$\int_{-\infty}^{\infty} \frac{\sin(x)}{x} dx $ with integration by parts?
The issue is the discontinuity at $0$ in the cosine terms when you perform the partial integration, which is overlooked if you integrate over $\mathbb{R}$. To get around this, consider:
$$\int_{-\infty}^{\infty}\frac{\sin x}{x}dx=2\int_0^{\infty}\frac{\sin x}{x}dx$$
By parts:
$$\int_{0}^{\infty} \frac{\sin(x)}{x} dx = \left.-\frac{\cos(x)}{x} \right|_{0}^{\infty} - \int_{0}^{\infty} \frac{\cos(x)}{x^2} dx$$
And here, both terms on the RHS diverge. No contradiction.

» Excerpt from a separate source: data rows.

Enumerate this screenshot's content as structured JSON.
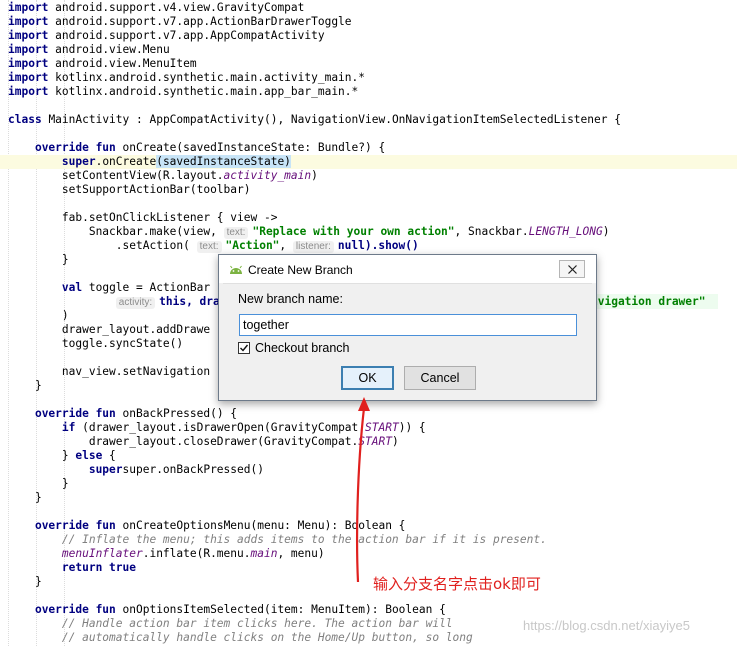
{
  "code": {
    "imports": [
      "android.support.v4.view.GravityCompat",
      "android.support.v7.app.ActionBarDrawerToggle",
      "android.support.v7.app.AppCompatActivity",
      "android.view.Menu",
      "android.view.MenuItem",
      "kotlinx.android.synthetic.main.activity_main.*",
      "kotlinx.android.synthetic.main.app_bar_main.*"
    ],
    "class_decl": "MainActivity : AppCompatActivity(), NavigationView.OnNavigationItemSelectedListener {",
    "oncreate_sig": "onCreate(savedInstanceState: Bundle?) {",
    "super_oncreate": "(savedInstanceState)",
    "set_content_view": "setContentView(R.layout.",
    "activity_main": "activity_main",
    "set_support_action_bar": "setSupportActionBar(toolbar)",
    "fab_listener": "fab.setOnClickListener { view ->",
    "snackbar_make": "Snackbar.make(view,",
    "hint_text": "text:",
    "replace_str": "\"Replace with your own action\"",
    "length_long": "LENGTH_LONG",
    "set_action": ".setAction(",
    "action_str": "\"Action\"",
    "hint_listener": "listener:",
    "null_show": "null).show()",
    "val_toggle": "toggle = ActionBar",
    "hint_activity": "activity:",
    "this_draw": "this, draw",
    "nav_drawer_str": "avigation drawer\"",
    "drawer_add": "drawer_layout.addDrawe",
    "toggle_sync": "toggle.syncState()",
    "nav_view_set": "nav_view.setNavigation",
    "on_back_sig": "onBackPressed() {",
    "is_drawer_open": "(drawer_layout.isDrawerOpen(GravityCompat.",
    "start": "START",
    "close_drawer": "drawer_layout.closeDrawer(GravityCompat.",
    "super_on_back": "super.onBackPressed()",
    "on_create_options_sig": "onCreateOptionsMenu(menu: Menu): Boolean {",
    "comment_inflate": "// Inflate the menu; this adds items to the action bar if it is present.",
    "menu_inflater": "menuInflater",
    "inflate_call": ".inflate(R.menu.",
    "main": "main",
    "menu_close": ", menu)",
    "on_options_selected_sig": "onOptionsItemSelected(item: MenuItem): Boolean {",
    "comment_handle": "// Handle action bar item clicks here. The action bar will",
    "comment_auto": "// automatically handle clicks on the Home/Up button, so long"
  },
  "dialog": {
    "title": "Create New Branch",
    "label": "New branch name:",
    "branch_name": "together",
    "checkout_label": "Checkout branch",
    "checkout_checked": true,
    "ok_label": "OK",
    "cancel_label": "Cancel"
  },
  "annotation": {
    "text": "输入分支名字点击ok即可",
    "color": "#e0201e"
  },
  "watermark": "https://blog.csdn.net/xiayiye5"
}
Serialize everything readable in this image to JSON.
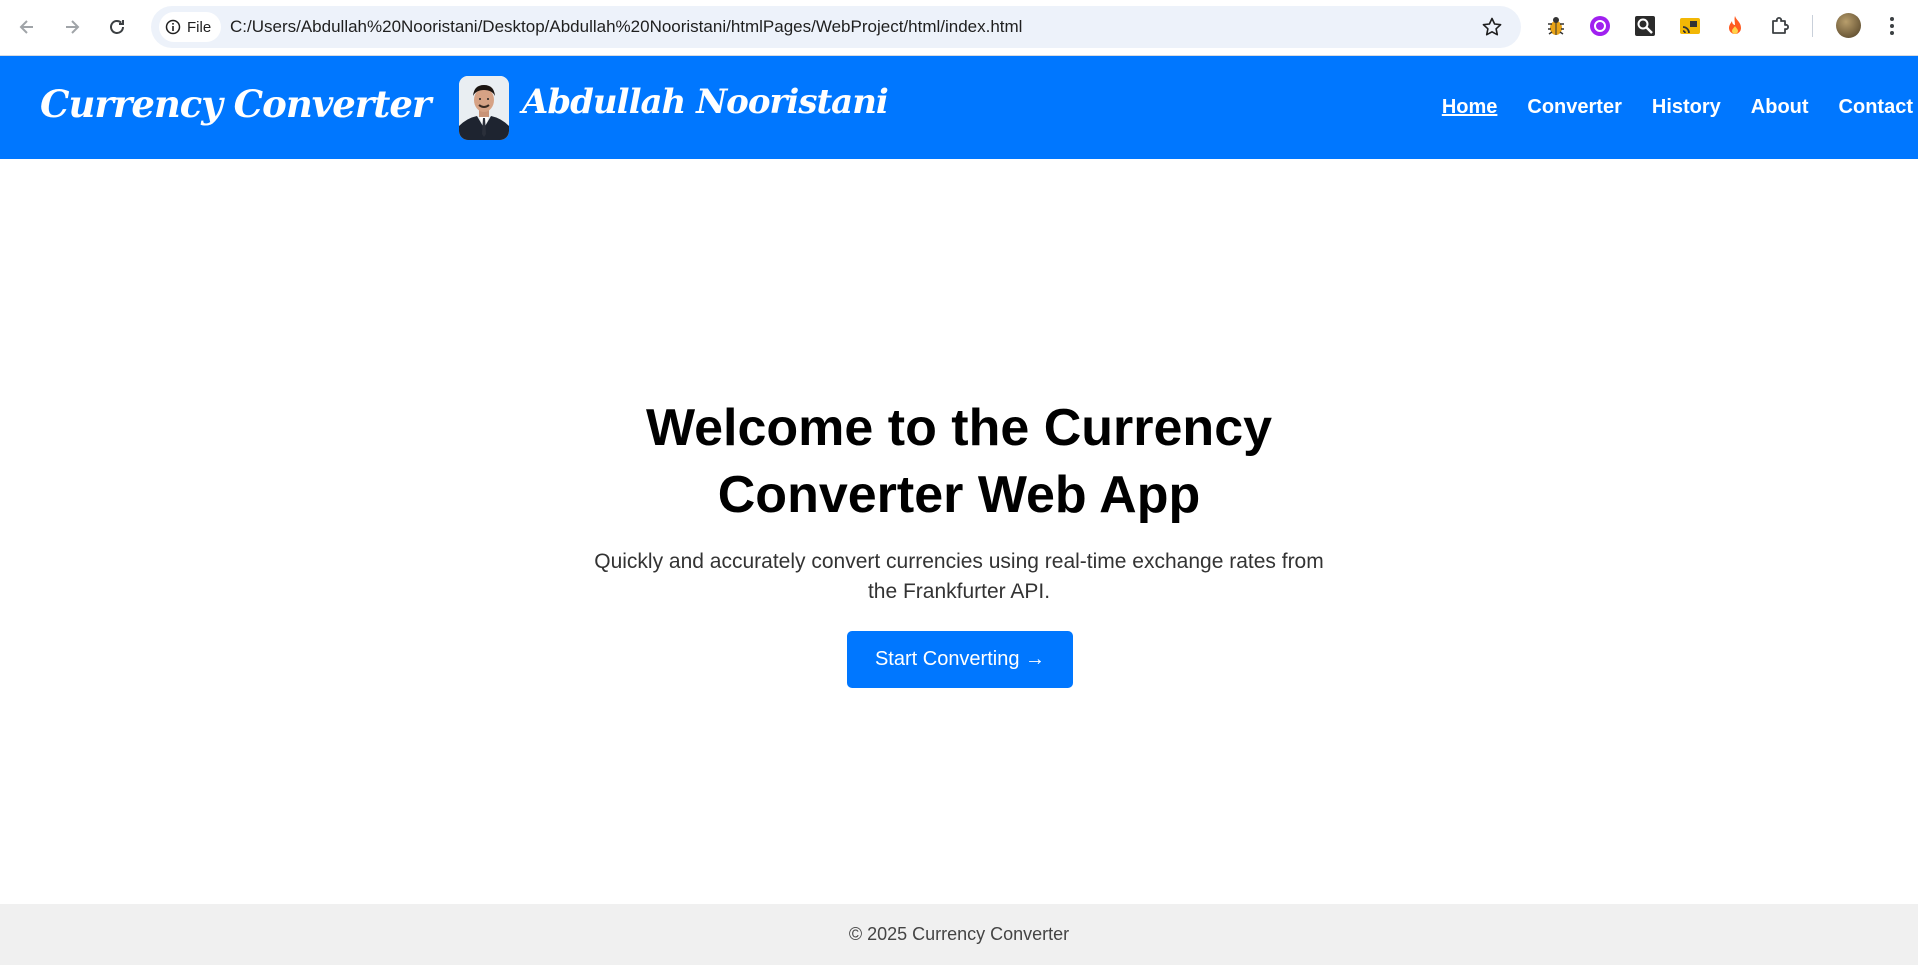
{
  "browser": {
    "chip_label": "File",
    "url": "C:/Users/Abdullah%20Nooristani/Desktop/Abdullah%20Nooristani/htmlPages/WebProject/html/index.html",
    "extensions": [
      "bug-extension-icon",
      "purple-circle-extension-icon",
      "magnifier-extension-icon",
      "cast-extension-icon",
      "flame-extension-icon",
      "puzzle-extensions-icon"
    ]
  },
  "header": {
    "brand": "Currency Converter",
    "author": "Abdullah Nooristani",
    "nav": [
      {
        "label": "Home",
        "active": true
      },
      {
        "label": "Converter",
        "active": false
      },
      {
        "label": "History",
        "active": false
      },
      {
        "label": "About",
        "active": false
      },
      {
        "label": "Contact",
        "active": false
      }
    ]
  },
  "hero": {
    "title": "Welcome to the Currency Converter Web App",
    "subtitle": "Quickly and accurately convert currencies using real-time exchange rates from the Frankfurter API.",
    "cta_label": "Start Converting →"
  },
  "footer": {
    "text": "© 2025 Currency Converter"
  },
  "colors": {
    "primary": "#0077ff",
    "footer_bg": "#f0f0f0",
    "omnibox_bg": "#edf2fa"
  }
}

The definite integration by parts formula
$$\int_a^b f(x) g(x)\ dx = F(x) g(x)\bigg|_a^b - \int_a^b F(x) g'(x)\ dx$$
is justified by the product rule for derivative and the fundamental theorem of calculus
$$\int_a^b (F g)'(x)\ dx = F(x) g(x) \bigg|_a^b $$
But the "fine print" there is that $F(x) g(x)$ is assumed to be continuously differentiable on the interval $(a,b)$ and continuous on $[a,b]$. In this case with $F(x) = -\cos(x)$ and $g(x) = 1/x$, $F(x) g(x)$ is undefined at $x=0$, and no definition of it there will make it continuous at $x=0$, let alone differentiable. So you can't use the integration by parts formula for this integral on any interval containing $0$.